Were you surprised when folks settled on word
processors in favor of
markup?
I'm not sure what you're asking. "Word processor" was a term coming
into
prominence when Unix was in its infancy. Unix itself was sold to management
partly on the promise of using it to make a word processor. All word
processors used typewriters and were markup-based. Screens, which
eventually enabled WYSIWYG, were not affordable for widespread use.
Perhaps the question you meant to ask was whether we were surprised when
WYSIWYG took over word-processing for the masses. No, we weren't, but we
weren't attracted to it either, because it sacrificed markup's potential
for expressing the logical structure of documents and thus fostering
portability of text among distinct physical forms, e.g. man pages on
terminals and in book form or technical papers as TMs and as journal
articles. WYSIWYG was also unsuitable for typesetting math. (Microsoft Word
clumsily diverts to a separate markup pane for math.)
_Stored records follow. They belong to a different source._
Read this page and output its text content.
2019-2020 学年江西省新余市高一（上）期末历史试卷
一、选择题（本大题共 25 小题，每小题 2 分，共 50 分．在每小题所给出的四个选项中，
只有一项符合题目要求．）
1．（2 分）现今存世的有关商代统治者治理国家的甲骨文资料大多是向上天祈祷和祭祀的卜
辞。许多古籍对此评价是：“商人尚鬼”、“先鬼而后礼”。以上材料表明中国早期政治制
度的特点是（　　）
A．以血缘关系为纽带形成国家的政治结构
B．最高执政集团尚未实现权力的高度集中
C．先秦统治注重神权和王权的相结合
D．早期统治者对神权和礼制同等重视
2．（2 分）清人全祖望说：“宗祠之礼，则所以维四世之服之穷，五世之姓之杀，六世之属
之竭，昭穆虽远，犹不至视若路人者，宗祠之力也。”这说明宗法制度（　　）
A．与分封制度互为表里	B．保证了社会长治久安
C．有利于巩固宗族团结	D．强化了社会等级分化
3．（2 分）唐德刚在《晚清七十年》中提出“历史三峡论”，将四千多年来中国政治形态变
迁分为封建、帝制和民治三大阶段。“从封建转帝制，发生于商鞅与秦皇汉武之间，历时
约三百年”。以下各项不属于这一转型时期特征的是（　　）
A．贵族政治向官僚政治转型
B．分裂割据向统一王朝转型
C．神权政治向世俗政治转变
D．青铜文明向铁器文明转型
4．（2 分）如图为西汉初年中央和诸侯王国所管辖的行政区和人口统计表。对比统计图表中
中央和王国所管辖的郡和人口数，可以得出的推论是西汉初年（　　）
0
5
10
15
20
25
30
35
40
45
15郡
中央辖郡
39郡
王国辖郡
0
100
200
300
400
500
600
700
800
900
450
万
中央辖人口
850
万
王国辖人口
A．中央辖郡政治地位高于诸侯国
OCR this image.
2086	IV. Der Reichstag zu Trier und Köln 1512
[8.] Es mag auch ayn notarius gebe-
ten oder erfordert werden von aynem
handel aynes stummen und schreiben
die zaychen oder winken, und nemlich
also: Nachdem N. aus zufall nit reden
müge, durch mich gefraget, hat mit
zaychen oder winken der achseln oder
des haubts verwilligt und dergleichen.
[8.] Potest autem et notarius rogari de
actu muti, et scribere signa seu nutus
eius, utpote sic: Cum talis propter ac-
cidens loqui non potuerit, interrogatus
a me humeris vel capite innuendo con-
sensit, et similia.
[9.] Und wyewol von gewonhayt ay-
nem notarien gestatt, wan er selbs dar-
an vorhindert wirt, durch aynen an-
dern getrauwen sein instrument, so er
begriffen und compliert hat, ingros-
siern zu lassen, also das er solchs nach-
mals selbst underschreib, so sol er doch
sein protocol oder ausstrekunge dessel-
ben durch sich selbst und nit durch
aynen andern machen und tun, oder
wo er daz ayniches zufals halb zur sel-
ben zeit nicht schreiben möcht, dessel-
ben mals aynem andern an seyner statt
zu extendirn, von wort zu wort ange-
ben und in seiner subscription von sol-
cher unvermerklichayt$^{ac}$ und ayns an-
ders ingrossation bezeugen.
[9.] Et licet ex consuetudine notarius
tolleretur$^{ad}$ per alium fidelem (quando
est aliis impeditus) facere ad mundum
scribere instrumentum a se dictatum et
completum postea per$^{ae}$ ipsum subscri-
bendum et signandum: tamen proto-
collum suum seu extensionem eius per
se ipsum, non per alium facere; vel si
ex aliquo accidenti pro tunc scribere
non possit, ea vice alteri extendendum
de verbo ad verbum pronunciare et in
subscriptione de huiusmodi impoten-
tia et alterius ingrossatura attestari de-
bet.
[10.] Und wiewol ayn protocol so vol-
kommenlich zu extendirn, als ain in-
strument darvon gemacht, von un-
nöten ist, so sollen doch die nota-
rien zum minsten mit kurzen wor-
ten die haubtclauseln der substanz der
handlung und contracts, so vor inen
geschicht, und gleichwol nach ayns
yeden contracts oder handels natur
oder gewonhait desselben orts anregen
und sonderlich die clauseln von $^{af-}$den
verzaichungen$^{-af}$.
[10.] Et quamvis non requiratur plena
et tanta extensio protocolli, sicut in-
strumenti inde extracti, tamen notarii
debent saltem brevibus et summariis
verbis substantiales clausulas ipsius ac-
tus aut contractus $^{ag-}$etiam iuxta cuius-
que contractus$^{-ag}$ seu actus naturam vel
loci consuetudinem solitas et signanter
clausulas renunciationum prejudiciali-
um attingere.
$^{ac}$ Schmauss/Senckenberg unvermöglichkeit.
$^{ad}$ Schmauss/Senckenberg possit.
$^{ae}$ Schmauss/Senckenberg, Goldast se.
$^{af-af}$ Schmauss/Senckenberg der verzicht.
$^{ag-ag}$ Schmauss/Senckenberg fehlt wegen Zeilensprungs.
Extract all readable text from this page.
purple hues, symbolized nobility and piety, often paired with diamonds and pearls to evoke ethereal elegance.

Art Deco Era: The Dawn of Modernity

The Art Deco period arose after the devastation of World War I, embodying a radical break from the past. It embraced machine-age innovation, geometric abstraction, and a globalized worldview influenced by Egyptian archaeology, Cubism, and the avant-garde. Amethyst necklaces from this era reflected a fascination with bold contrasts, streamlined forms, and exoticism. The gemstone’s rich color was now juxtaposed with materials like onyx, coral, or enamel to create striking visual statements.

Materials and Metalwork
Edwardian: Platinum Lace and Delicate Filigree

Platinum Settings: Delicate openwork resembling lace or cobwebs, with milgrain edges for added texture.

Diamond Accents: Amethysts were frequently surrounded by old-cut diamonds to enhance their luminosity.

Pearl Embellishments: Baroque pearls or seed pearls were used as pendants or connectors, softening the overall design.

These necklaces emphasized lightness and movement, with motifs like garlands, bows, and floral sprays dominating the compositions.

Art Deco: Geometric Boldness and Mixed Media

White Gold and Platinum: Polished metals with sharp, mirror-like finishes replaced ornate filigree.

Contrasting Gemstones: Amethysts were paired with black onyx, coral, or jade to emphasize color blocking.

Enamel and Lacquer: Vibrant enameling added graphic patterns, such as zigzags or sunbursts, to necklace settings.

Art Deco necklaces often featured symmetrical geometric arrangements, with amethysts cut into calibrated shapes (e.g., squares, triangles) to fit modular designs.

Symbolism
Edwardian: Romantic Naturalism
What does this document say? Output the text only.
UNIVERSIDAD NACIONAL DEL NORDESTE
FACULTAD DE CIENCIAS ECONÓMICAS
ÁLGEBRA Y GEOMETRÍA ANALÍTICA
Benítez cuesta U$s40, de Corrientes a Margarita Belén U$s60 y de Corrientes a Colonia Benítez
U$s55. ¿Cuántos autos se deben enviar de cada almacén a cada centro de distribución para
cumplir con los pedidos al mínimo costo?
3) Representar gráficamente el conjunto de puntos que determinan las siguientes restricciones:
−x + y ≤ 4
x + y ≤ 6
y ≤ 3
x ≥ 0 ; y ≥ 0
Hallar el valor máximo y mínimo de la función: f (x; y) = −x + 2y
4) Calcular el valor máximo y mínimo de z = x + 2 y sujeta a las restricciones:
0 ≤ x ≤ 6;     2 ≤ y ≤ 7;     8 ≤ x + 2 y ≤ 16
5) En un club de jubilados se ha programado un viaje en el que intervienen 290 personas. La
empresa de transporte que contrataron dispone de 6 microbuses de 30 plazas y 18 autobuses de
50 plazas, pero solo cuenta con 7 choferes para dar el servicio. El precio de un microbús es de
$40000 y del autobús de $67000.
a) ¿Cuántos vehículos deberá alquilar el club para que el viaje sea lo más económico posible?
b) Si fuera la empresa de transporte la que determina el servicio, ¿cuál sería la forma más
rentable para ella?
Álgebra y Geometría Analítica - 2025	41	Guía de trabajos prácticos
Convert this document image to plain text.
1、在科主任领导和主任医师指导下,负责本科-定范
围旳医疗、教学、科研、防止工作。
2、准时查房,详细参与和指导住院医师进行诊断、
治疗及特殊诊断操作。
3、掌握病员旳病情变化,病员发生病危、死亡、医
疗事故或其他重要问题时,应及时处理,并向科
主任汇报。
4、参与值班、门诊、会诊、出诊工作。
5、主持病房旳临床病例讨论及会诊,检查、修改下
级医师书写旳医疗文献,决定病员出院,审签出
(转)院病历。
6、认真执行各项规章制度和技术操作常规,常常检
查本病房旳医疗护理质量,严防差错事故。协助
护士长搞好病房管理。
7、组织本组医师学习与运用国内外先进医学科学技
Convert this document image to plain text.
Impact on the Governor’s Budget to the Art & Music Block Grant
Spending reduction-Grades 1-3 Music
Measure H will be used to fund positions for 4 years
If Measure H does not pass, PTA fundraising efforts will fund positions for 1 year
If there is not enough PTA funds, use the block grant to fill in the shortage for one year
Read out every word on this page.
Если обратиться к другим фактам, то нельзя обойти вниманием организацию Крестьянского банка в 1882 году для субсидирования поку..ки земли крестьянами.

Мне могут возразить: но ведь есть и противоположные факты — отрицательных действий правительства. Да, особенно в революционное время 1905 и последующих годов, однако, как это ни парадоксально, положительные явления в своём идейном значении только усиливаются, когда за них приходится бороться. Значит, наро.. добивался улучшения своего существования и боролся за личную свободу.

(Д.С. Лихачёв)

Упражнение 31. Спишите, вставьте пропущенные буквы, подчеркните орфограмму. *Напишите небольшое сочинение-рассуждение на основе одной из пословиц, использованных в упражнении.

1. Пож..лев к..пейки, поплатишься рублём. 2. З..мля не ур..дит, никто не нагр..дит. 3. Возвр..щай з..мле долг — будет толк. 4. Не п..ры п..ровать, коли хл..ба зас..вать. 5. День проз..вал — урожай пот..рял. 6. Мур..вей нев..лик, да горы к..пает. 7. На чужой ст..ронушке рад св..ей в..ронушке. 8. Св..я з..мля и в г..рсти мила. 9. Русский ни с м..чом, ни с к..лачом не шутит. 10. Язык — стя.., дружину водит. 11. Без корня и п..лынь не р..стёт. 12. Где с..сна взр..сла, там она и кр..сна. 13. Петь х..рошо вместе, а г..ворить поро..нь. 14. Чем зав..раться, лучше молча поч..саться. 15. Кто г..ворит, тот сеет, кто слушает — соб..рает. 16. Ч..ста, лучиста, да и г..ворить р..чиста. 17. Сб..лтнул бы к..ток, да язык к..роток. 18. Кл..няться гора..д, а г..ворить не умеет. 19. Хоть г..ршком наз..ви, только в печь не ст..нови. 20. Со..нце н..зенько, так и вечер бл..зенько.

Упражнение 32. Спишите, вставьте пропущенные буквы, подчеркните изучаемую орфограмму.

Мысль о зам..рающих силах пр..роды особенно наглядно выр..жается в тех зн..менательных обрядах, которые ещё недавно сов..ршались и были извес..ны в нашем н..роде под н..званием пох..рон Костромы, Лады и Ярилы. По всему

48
Moreover, WYSIWYG was out of sympathy with Unix philosophy, as it kept
documents in a form difficult for other tools to process for unanticipated
purposes, In this regard, I still regret that Luca Cardelli and Mark
Manasse moved on from Bell Labs before they finished their dream of Blue, a
WYSIWYG editor for markup documents, I don't know yet whether that blue-sky
goal is achievable. (.docx may be seen as a ponderous latter-day attempt.